Air sealing and insulation work are often done hand-in-hand to ensure that a structure can stay energy-efficient and maintain a comfortable temperature despite the weather outside. Many homeowners make the mistake of thinking that these 2 processes are one and the same, but they’re not.

While they share a similar goal, air sealing and insulation answer different issues. Some problems are best addressed by improving the air seal around the house, while others can be solved by installing insulation products that are suited to the needs of the property.

How Does Air Sealing Work?

The primary purpose of air sealing is to reduce the air leaks that allow air into and outside a closed structure. Air leakage occurs when there are gaps, holes, and cracks around the home where conditioned air can escape and drafts can come in. This exchange can affect indoor temperature, humidity, and air quality, which can lead to a lot of problems.

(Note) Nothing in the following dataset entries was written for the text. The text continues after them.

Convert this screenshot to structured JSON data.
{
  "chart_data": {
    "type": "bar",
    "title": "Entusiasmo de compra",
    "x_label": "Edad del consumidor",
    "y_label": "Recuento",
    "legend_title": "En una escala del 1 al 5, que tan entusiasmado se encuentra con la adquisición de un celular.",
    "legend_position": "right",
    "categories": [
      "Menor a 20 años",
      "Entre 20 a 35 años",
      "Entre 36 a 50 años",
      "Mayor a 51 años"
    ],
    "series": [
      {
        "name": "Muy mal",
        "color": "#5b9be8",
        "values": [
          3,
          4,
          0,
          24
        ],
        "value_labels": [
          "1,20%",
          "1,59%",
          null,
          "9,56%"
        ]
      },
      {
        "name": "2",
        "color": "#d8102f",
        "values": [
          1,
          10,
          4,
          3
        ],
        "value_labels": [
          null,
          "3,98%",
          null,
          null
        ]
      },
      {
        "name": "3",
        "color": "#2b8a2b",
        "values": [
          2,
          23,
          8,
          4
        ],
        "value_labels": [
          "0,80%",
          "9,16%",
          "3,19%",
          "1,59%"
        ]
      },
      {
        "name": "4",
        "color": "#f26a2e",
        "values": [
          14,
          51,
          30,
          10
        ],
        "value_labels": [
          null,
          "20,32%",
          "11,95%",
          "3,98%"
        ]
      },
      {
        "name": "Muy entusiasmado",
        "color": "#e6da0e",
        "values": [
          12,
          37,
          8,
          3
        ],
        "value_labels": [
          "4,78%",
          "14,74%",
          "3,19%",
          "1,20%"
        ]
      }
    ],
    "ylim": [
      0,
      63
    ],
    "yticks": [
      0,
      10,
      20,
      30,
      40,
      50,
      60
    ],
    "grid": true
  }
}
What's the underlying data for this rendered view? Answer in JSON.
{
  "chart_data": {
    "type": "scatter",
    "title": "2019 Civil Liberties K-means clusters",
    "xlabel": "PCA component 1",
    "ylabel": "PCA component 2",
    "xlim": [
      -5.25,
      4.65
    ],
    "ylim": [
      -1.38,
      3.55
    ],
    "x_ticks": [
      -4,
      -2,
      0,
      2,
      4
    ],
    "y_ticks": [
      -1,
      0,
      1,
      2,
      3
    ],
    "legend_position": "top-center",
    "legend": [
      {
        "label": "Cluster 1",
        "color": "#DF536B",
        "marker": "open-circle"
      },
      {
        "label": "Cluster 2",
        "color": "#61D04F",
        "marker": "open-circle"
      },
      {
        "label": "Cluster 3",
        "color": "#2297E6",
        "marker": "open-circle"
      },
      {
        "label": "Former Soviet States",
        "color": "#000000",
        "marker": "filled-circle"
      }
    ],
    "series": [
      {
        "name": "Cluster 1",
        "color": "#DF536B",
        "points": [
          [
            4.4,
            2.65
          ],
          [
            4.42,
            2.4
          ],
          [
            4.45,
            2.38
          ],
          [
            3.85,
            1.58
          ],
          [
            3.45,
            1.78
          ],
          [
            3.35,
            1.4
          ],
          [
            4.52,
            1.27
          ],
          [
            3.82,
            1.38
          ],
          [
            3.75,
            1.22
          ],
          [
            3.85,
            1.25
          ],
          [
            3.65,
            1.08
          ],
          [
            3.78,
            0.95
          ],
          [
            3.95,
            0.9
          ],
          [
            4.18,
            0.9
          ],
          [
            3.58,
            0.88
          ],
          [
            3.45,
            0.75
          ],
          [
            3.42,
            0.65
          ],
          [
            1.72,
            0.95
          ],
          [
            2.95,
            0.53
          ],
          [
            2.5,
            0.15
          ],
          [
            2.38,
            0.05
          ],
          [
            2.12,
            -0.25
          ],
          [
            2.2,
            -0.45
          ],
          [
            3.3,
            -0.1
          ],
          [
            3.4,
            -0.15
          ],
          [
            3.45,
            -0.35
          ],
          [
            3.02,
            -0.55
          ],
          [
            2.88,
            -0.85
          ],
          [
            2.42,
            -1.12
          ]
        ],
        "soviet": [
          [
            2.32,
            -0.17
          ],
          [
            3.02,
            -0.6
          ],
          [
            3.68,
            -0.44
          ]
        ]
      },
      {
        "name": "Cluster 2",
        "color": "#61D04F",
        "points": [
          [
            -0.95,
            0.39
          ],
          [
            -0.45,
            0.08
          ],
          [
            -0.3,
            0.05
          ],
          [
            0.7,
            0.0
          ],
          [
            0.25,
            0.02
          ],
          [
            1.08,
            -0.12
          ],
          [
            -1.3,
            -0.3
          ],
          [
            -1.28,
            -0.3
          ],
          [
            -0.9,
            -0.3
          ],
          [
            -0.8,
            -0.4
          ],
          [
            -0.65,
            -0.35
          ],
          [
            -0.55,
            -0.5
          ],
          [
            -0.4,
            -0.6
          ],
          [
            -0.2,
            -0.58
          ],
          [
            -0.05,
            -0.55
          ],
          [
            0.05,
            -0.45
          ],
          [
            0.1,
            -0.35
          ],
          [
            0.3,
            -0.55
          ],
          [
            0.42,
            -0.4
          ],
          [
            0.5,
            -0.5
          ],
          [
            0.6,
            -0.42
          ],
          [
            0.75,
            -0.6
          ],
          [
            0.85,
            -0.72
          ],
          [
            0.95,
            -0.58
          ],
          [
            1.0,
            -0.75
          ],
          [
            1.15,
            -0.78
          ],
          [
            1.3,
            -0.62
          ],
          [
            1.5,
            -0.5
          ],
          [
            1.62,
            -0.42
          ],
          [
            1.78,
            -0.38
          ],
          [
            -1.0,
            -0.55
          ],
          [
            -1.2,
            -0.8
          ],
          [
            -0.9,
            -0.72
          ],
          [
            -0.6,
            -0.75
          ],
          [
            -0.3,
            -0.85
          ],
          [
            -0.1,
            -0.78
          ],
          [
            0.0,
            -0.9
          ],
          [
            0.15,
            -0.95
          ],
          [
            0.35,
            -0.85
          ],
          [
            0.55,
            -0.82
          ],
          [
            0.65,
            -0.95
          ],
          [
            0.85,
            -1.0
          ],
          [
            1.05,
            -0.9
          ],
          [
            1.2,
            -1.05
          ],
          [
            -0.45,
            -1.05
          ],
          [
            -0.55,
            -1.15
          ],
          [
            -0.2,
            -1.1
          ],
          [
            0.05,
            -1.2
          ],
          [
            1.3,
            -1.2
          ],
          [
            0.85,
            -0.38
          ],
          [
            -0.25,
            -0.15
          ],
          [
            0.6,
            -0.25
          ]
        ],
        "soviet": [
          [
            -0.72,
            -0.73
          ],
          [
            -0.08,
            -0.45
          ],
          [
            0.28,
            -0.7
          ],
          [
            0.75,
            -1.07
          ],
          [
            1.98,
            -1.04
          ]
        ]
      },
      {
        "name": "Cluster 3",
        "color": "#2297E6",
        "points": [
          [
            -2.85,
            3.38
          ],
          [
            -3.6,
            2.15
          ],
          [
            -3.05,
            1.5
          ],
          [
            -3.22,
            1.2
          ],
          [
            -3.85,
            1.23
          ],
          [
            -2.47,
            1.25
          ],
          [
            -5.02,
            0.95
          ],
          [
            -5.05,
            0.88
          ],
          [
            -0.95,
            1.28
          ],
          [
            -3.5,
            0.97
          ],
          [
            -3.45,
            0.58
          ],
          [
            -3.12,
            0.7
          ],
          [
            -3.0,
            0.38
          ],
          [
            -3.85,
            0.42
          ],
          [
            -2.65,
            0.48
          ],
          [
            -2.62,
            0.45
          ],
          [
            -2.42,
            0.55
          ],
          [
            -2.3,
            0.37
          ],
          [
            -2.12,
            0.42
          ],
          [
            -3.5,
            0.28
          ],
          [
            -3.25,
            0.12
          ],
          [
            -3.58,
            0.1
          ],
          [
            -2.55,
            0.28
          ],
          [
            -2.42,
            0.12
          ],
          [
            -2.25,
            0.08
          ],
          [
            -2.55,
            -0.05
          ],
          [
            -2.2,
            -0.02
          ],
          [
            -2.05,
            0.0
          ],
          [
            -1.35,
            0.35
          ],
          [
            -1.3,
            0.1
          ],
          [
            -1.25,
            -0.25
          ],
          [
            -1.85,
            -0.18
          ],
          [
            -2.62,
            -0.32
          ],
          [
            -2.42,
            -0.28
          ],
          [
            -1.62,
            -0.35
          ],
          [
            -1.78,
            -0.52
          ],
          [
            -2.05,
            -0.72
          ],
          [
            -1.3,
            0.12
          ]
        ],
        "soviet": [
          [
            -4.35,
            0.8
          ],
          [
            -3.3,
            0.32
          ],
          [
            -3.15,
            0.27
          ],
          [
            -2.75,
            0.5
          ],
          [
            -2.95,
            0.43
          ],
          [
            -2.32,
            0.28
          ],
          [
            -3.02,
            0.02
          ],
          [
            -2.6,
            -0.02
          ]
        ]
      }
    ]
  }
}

Among the most common sources of air leaks are window and door frames and the holes where plumbing or electrical wiring are connected.

To compensate for the changes brought about by air leaks, your home’s HVAC system may use up more energy to maintain the indoor temperature. Your home will consume more energy than it needs to, and this can increase your heating and cooling costs. Despite this, you may still feel discomfort due to fluctuating temperatures and changes in humidity. If the air is too dry, you can suffer from various types of irritation, increased stress levels, and even respiratory conditions.

If it’s too humid, it can encourage the growth of mold and mildew. These organisms can trigger allergies and cause illnesses, endangering your health and wellbeing as well as that of the people you live with. If allowed to spread, mold and mildew can even compromise the structural integrity of the property.

Before you can plug air leaks, you need to detect their presence first. Unfortunately, many gaps, holes, and cracks in your home are located in spaces that you can’t easily see or access. A professional can help you test the air seal around your house, and they can also recommend different ways to make your home more energy-efficient.

Some people turn to caulking and weatherstripping to reduce the sources of air leaks, while others end up replacing their doors and windows with newer models, addressing the leaks and giving their property a bit of an upgrade in the process.

What Does Insulation Do?

Insulation is concerned with making your home more resistant to heat flow, not air leaks. Heat can flow into your home in 3 ways: conduction or through physical contact, convection or through the movement of fluids such as rising air or gas, and radiation or lying in the direct path of sunlight.

Heat flows from warmer to cooler areas. In the cold months, it flows from the heating units in your house going out. During this time, your HVAC system must replace the lost heat to keep your house warm. In the warm months, heat flows from the outside into your home. Your HVAC system must then remove this excess heat by producing cold air and expelling heat to the outdoors..

However, if your home has poor resistance to heat flow—that is, if it can’t slow down the transfer of heat—then you won’t be able to feel the effects of your heating and cooling system for long. The indoor temperature will likely fall or rise depending on the temperature outside, no matter how hard your HVAC system works.

Choosing the right insulation products and installing them properly in places where they are needed can address this issue. Insulation materials are rated according to thermal resistance or their R-value.

This value, in turn, depends on what the insulation is made of, its density, and its thickness. Materials with higher R-values are more effective at keeping the heat in or out of your home.

There are many considerations to make when choosing the right insulation solutions for your home. These include the sources of heat, the heating and cooling system that you have, where your home is located, the part of the house that you want or need to add insulation to, and your budget. Here, we have a short guide that will help you choose the right R-value for your home’s insulation.

Do You Need Insulation Installation or Air Sealing?

Clearly, your home’s air sealing and insulation play a big part in keeping your home comfortable and energy-efficient, and these services complement each other. At the same time, they’re done for different purposes, and they solve different problems. If you’re having a hard time fine-tuning the details of your indoor atmosphere, determine first if you’re having issues with air leaks, insufficient insulation, or your HVAC system. This way you can use your resources to find an effective solution that will efficiently and quickly improve the indoor climate inside your home.